The Australian Bureau of Agricultural and Resource Economics and Sciences (ABARES) has found that around a quarter of federal agriculture regulations could be improved to reduce the burden for farmers.

ABARES looked at 32 areas of regulation and found 12 could be reformed.

Broadly those are in the areas of environmental and workplace health and safety regulation, where there is often duplication or inconsistent rules between the state and federal levels of government.

ABARES's Peter Gooday says agriculture is one of the most highly regulated sectors in the country.

"It's at the intersection of a range of worker, health and safety, food regulation, environmental regulation. It's one of the more heavily regulation sectors we have," he said.

"For many of the areas we investigated, things seemed to be in reasonably good shape, but for around a quarter of them, it looked like there could be some improvements."

The National Farmers' Federation welcomed the report, saying it backs up research done by the national farm lobby that unnecessary regulation of the farm sector is reducing its productivity and profitability.
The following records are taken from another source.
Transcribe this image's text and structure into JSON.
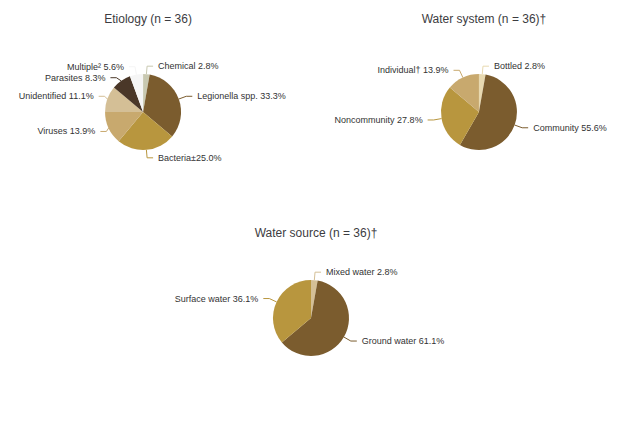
{
  "chart_data": [
    {
      "type": "pie",
      "title": "Etiology (n = 36)",
      "values": [
        2.8,
        33.3,
        25.0,
        13.9,
        11.1,
        8.3,
        5.6
      ],
      "value_labels": [
        "Chemical 2.8%",
        "Legionella spp. 33.3%",
        "Bacteria±25.0%",
        "Viruses 13.9%",
        "Unidentified 11.1%",
        "Parasites 8.3%",
        "Multiple² 5.6%"
      ],
      "colors": [
        "#c8c8b0",
        "#7b5c2e",
        "#b8963e",
        "#c8a96e",
        "#d4bf96",
        "#4a3728",
        "#f5f5f5"
      ]
    },
    {
      "type": "pie",
      "title": "Water system (n = 36)†",
      "values": [
        2.8,
        55.6,
        27.8,
        13.9
      ],
      "value_labels": [
        "Bottled 2.8%",
        "Community 55.6%",
        "Noncommunity 27.8%",
        "Individual† 13.9%"
      ],
      "colors": [
        "#e8d9b0",
        "#7b5c2e",
        "#b8963e",
        "#c8a96e"
      ]
    },
    {
      "type": "pie",
      "title": "Water source (n = 36)†",
      "values": [
        2.8,
        61.1,
        36.1
      ],
      "value_labels": [
        "Mixed water 2.8%",
        "Ground water 61.1%",
        "Surface water 36.1%"
      ],
      "colors": [
        "#d4bf96",
        "#7b5c2e",
        "#b8963e"
      ]
    }
  ]
}
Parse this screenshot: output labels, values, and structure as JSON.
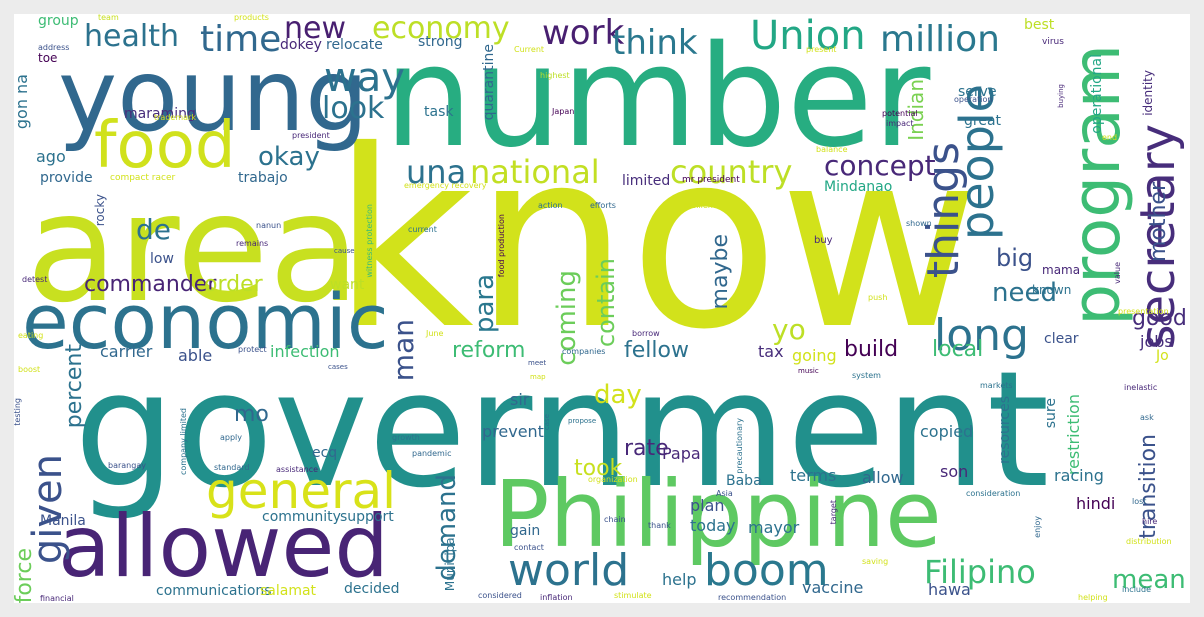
{
  "colors": {
    "frame": "#ececec",
    "canvas": "#ffffff",
    "palette": [
      "#440154",
      "#472d7b",
      "#3b528b",
      "#2c728e",
      "#21918c",
      "#28ae80",
      "#5ec962",
      "#addc30",
      "#d7e219"
    ]
  },
  "words": [
    {
      "text": "know",
      "color": "#d2e21b"
    },
    {
      "text": "government",
      "color": "#21908c"
    },
    {
      "text": "number",
      "color": "#27ad81"
    },
    {
      "text": "area",
      "color": "#c8e020"
    },
    {
      "text": "Philippine",
      "color": "#5ec962"
    },
    {
      "text": "young",
      "color": "#31688e"
    },
    {
      "text": "economic",
      "color": "#2c728e"
    },
    {
      "text": "allowed",
      "color": "#482475"
    },
    {
      "text": "program",
      "color": "#3dbc74"
    },
    {
      "text": "food",
      "color": "#d0e11c"
    },
    {
      "text": "secretary",
      "color": "#472d7b"
    },
    {
      "text": "general",
      "color": "#d8e219"
    },
    {
      "text": "boom",
      "color": "#2a788e"
    },
    {
      "text": "people",
      "color": "#2c728e"
    },
    {
      "text": "world",
      "color": "#2c728e"
    },
    {
      "text": "long",
      "color": "#2c728e"
    },
    {
      "text": "things",
      "color": "#3b528b"
    },
    {
      "text": "given",
      "color": "#3b528b"
    },
    {
      "text": "Union",
      "color": "#22a785"
    },
    {
      "text": "million",
      "color": "#2a788e"
    },
    {
      "text": "national",
      "color": "#c2df23"
    },
    {
      "text": "country",
      "color": "#bddf26"
    },
    {
      "text": "una",
      "color": "#2c728e"
    },
    {
      "text": "concept",
      "color": "#482878"
    },
    {
      "text": "way",
      "color": "#2c728e"
    },
    {
      "text": "health",
      "color": "#2c728e"
    },
    {
      "text": "time",
      "color": "#31688e"
    },
    {
      "text": "new",
      "color": "#481f70"
    },
    {
      "text": "economy",
      "color": "#bddf26"
    },
    {
      "text": "work",
      "color": "#481f70"
    },
    {
      "text": "think",
      "color": "#2a788e"
    },
    {
      "text": "Filipino",
      "color": "#3dbc74"
    },
    {
      "text": "okay",
      "color": "#2c728e"
    },
    {
      "text": "look",
      "color": "#2c728e"
    },
    {
      "text": "de",
      "color": "#2c728e"
    },
    {
      "text": "commander",
      "color": "#482475"
    },
    {
      "text": "order",
      "color": "#bddf26"
    },
    {
      "text": "man",
      "color": "#3b528b"
    },
    {
      "text": "para",
      "color": "#2a788e"
    },
    {
      "text": "coming",
      "color": "#6ccd5a"
    },
    {
      "text": "contain",
      "color": "#6ccd5a"
    },
    {
      "text": "need",
      "color": "#2c728e"
    },
    {
      "text": "big",
      "color": "#3b528b"
    },
    {
      "text": "yo",
      "color": "#bddf26"
    },
    {
      "text": "mother",
      "color": "#3b528b"
    },
    {
      "text": "Indian",
      "color": "#7ad151"
    },
    {
      "text": "maybe",
      "color": "#31688e"
    },
    {
      "text": "reform",
      "color": "#3dbc74"
    },
    {
      "text": "fellow",
      "color": "#2c728e"
    },
    {
      "text": "build",
      "color": "#440154"
    },
    {
      "text": "local",
      "color": "#3dbc74"
    },
    {
      "text": "good",
      "color": "#472d7b"
    },
    {
      "text": "day",
      "color": "#d2e21b"
    },
    {
      "text": "rate",
      "color": "#482878"
    },
    {
      "text": "took",
      "color": "#c8e020"
    },
    {
      "text": "demand",
      "color": "#2c728e"
    },
    {
      "text": "mean",
      "color": "#3dbc74"
    },
    {
      "text": "transition",
      "color": "#3b528b"
    },
    {
      "text": "percent",
      "color": "#2c728e"
    },
    {
      "text": "mo",
      "color": "#31688e"
    },
    {
      "text": "force",
      "color": "#6ccd5a"
    },
    {
      "text": "infection",
      "color": "#3dbc74"
    },
    {
      "text": "carrier",
      "color": "#31688e"
    },
    {
      "text": "able",
      "color": "#3b528b"
    },
    {
      "text": "tax",
      "color": "#472d7b"
    },
    {
      "text": "going",
      "color": "#d2e21b"
    },
    {
      "text": "restriction",
      "color": "#3dbc74"
    },
    {
      "text": "jobs",
      "color": "#472d7b"
    },
    {
      "text": "ago",
      "color": "#2c728e"
    },
    {
      "text": "gon na",
      "color": "#2c728e"
    },
    {
      "text": "provide",
      "color": "#31688e"
    },
    {
      "text": "rocky",
      "color": "#3b528b"
    },
    {
      "text": "trabajo",
      "color": "#31688e"
    },
    {
      "text": "limited",
      "color": "#472d7b"
    },
    {
      "text": "Mindanao",
      "color": "#22a785"
    },
    {
      "text": "maraming",
      "color": "#472d7b"
    },
    {
      "text": "task",
      "color": "#2c728e"
    },
    {
      "text": "strong",
      "color": "#31688e"
    },
    {
      "text": "quarantine",
      "color": "#31688e"
    },
    {
      "text": "relocate",
      "color": "#31688e"
    },
    {
      "text": "dokey",
      "color": "#482878"
    },
    {
      "text": "toe",
      "color": "#440154"
    },
    {
      "text": "group",
      "color": "#3dbc74"
    },
    {
      "text": "serve",
      "color": "#2c728e"
    },
    {
      "text": "operational",
      "color": "#22a785"
    },
    {
      "text": "identity",
      "color": "#472d7b"
    },
    {
      "text": "best",
      "color": "#bddf26"
    },
    {
      "text": "great",
      "color": "#2c728e"
    },
    {
      "text": "low",
      "color": "#3b528b"
    },
    {
      "text": "want",
      "color": "#bddf26"
    },
    {
      "text": "sir",
      "color": "#31688e"
    },
    {
      "text": "prevent",
      "color": "#31688e"
    },
    {
      "text": "Papa",
      "color": "#482878"
    },
    {
      "text": "copied",
      "color": "#2c728e"
    },
    {
      "text": "resources",
      "color": "#2c728e"
    },
    {
      "text": "sure",
      "color": "#2c728e"
    },
    {
      "text": "clear",
      "color": "#3b528b"
    },
    {
      "text": "ecq",
      "color": "#31688e"
    },
    {
      "text": "Baba",
      "color": "#2c728e"
    },
    {
      "text": "terms",
      "color": "#2c728e"
    },
    {
      "text": "allow",
      "color": "#31688e"
    },
    {
      "text": "son",
      "color": "#482878"
    },
    {
      "text": "racing",
      "color": "#2c728e"
    },
    {
      "text": "hindi",
      "color": "#440154"
    },
    {
      "text": "plan",
      "color": "#3b528b"
    },
    {
      "text": "today",
      "color": "#2c728e"
    },
    {
      "text": "mayor",
      "color": "#2c728e"
    },
    {
      "text": "gain",
      "color": "#31688e"
    },
    {
      "text": "help",
      "color": "#2c728e"
    },
    {
      "text": "vaccine",
      "color": "#31688e"
    },
    {
      "text": "hawa",
      "color": "#3b528b"
    },
    {
      "text": "communications",
      "color": "#2c728e"
    },
    {
      "text": "salamat",
      "color": "#d2e21b"
    },
    {
      "text": "decided",
      "color": "#2c728e"
    },
    {
      "text": "community",
      "color": "#2c728e"
    },
    {
      "text": "support",
      "color": "#2c728e"
    },
    {
      "text": "Manila",
      "color": "#3b528b"
    },
    {
      "text": "Municipal",
      "color": "#2c728e"
    },
    {
      "text": "Jo",
      "color": "#d2e21b"
    },
    {
      "text": "mama",
      "color": "#482878"
    },
    {
      "text": "known",
      "color": "#2c728e"
    },
    {
      "text": "buy",
      "color": "#482878"
    },
    {
      "text": "team",
      "color": "#c8e020"
    },
    {
      "text": "products",
      "color": "#d2e21b"
    },
    {
      "text": "virus",
      "color": "#482878"
    },
    {
      "text": "address",
      "color": "#3b528b"
    },
    {
      "text": "current",
      "color": "#2c728e"
    },
    {
      "text": "highest",
      "color": "#bddf26"
    },
    {
      "text": "Japan",
      "color": "#440154"
    },
    {
      "text": "potential",
      "color": "#440154"
    },
    {
      "text": "impact",
      "color": "#482878"
    },
    {
      "text": "operation",
      "color": "#3b528b"
    },
    {
      "text": "president",
      "color": "#482878"
    },
    {
      "text": "compact racer",
      "color": "#d2e21b"
    },
    {
      "text": "mr president",
      "color": "#440154"
    },
    {
      "text": "action",
      "color": "#2c728e"
    },
    {
      "text": "efforts",
      "color": "#31688e"
    },
    {
      "text": "resilient",
      "color": "#d2e21b"
    },
    {
      "text": "balance",
      "color": "#d2e21b"
    },
    {
      "text": "witness protection",
      "color": "#3dbc74"
    },
    {
      "text": "nanun",
      "color": "#3b528b"
    },
    {
      "text": "remains",
      "color": "#482878"
    },
    {
      "text": "shown",
      "color": "#31688e"
    },
    {
      "text": "value",
      "color": "#482878"
    },
    {
      "text": "push",
      "color": "#d2e21b"
    },
    {
      "text": "music",
      "color": "#440154"
    },
    {
      "text": "borrow",
      "color": "#482878"
    },
    {
      "text": "companies",
      "color": "#31688e"
    },
    {
      "text": "food production",
      "color": "#440154"
    },
    {
      "text": "June",
      "color": "#d2e21b"
    },
    {
      "text": "presentation",
      "color": "#d2e21b"
    },
    {
      "text": "markets",
      "color": "#2c728e"
    },
    {
      "text": "system",
      "color": "#2c728e"
    },
    {
      "text": "inelastic",
      "color": "#482878"
    },
    {
      "text": "protect",
      "color": "#3b528b"
    },
    {
      "text": "eating",
      "color": "#d2e21b"
    },
    {
      "text": "boost",
      "color": "#d2e21b"
    },
    {
      "text": "testing",
      "color": "#3b528b"
    },
    {
      "text": "detest",
      "color": "#482878"
    },
    {
      "text": "growth",
      "color": "#2c728e"
    },
    {
      "text": "pandemic",
      "color": "#31688e"
    },
    {
      "text": "standard",
      "color": "#31688e"
    },
    {
      "text": "assistance",
      "color": "#482878"
    },
    {
      "text": "company limited",
      "color": "#2c728e"
    },
    {
      "text": "barangay",
      "color": "#3b528b"
    },
    {
      "text": "apply",
      "color": "#31688e"
    },
    {
      "text": "organization",
      "color": "#d2e21b"
    },
    {
      "text": "Asia",
      "color": "#3b528b"
    },
    {
      "text": "precautionary",
      "color": "#2c728e"
    },
    {
      "text": "consideration",
      "color": "#2c728e"
    },
    {
      "text": "chain",
      "color": "#3b528b"
    },
    {
      "text": "thank",
      "color": "#3b528b"
    },
    {
      "text": "target",
      "color": "#482878"
    },
    {
      "text": "enjoy",
      "color": "#31688e"
    },
    {
      "text": "hire",
      "color": "#482878"
    },
    {
      "text": "lost",
      "color": "#31688e"
    },
    {
      "text": "ask",
      "color": "#31688e"
    },
    {
      "text": "contact",
      "color": "#3b528b"
    },
    {
      "text": "saving",
      "color": "#d2e21b"
    },
    {
      "text": "distribution",
      "color": "#d2e21b"
    },
    {
      "text": "financial",
      "color": "#482878"
    },
    {
      "text": "considered",
      "color": "#3b528b"
    },
    {
      "text": "inflation",
      "color": "#482878"
    },
    {
      "text": "stimulate",
      "color": "#d2e21b"
    },
    {
      "text": "recommendation",
      "color": "#3b528b"
    },
    {
      "text": "helping",
      "color": "#d2e21b"
    },
    {
      "text": "include",
      "color": "#2c728e"
    },
    {
      "text": "Current",
      "color": "#d2e21b"
    },
    {
      "text": "present",
      "color": "#d2e21b"
    },
    {
      "text": "trademark",
      "color": "#d2e21b"
    },
    {
      "text": "emergency recovery",
      "color": "#d2e21b"
    },
    {
      "text": "end",
      "color": "#d2e21b"
    },
    {
      "text": "propose",
      "color": "#2c728e"
    },
    {
      "text": "case",
      "color": "#2c728e"
    },
    {
      "text": "cases",
      "color": "#3b528b"
    },
    {
      "text": "cause",
      "color": "#3b528b"
    },
    {
      "text": "meet",
      "color": "#3b528b"
    },
    {
      "text": "map",
      "color": "#d2e21b"
    },
    {
      "text": "buying",
      "color": "#482878"
    }
  ]
}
The Federal Government was elected promising to cut red and green tape by $1 billion across the economy, and the NFF wants agriculture regulation to form part of those cuts.

The Agriculture Minister Barnaby Joyce welcomed the report.

"I will be asking my department to consider the findings of this report as part of the current regulation reviews," he said.

"I encourage my federal, state and territory colleagues to do the same with their departments, as some of the findings will require cross-government collaboration."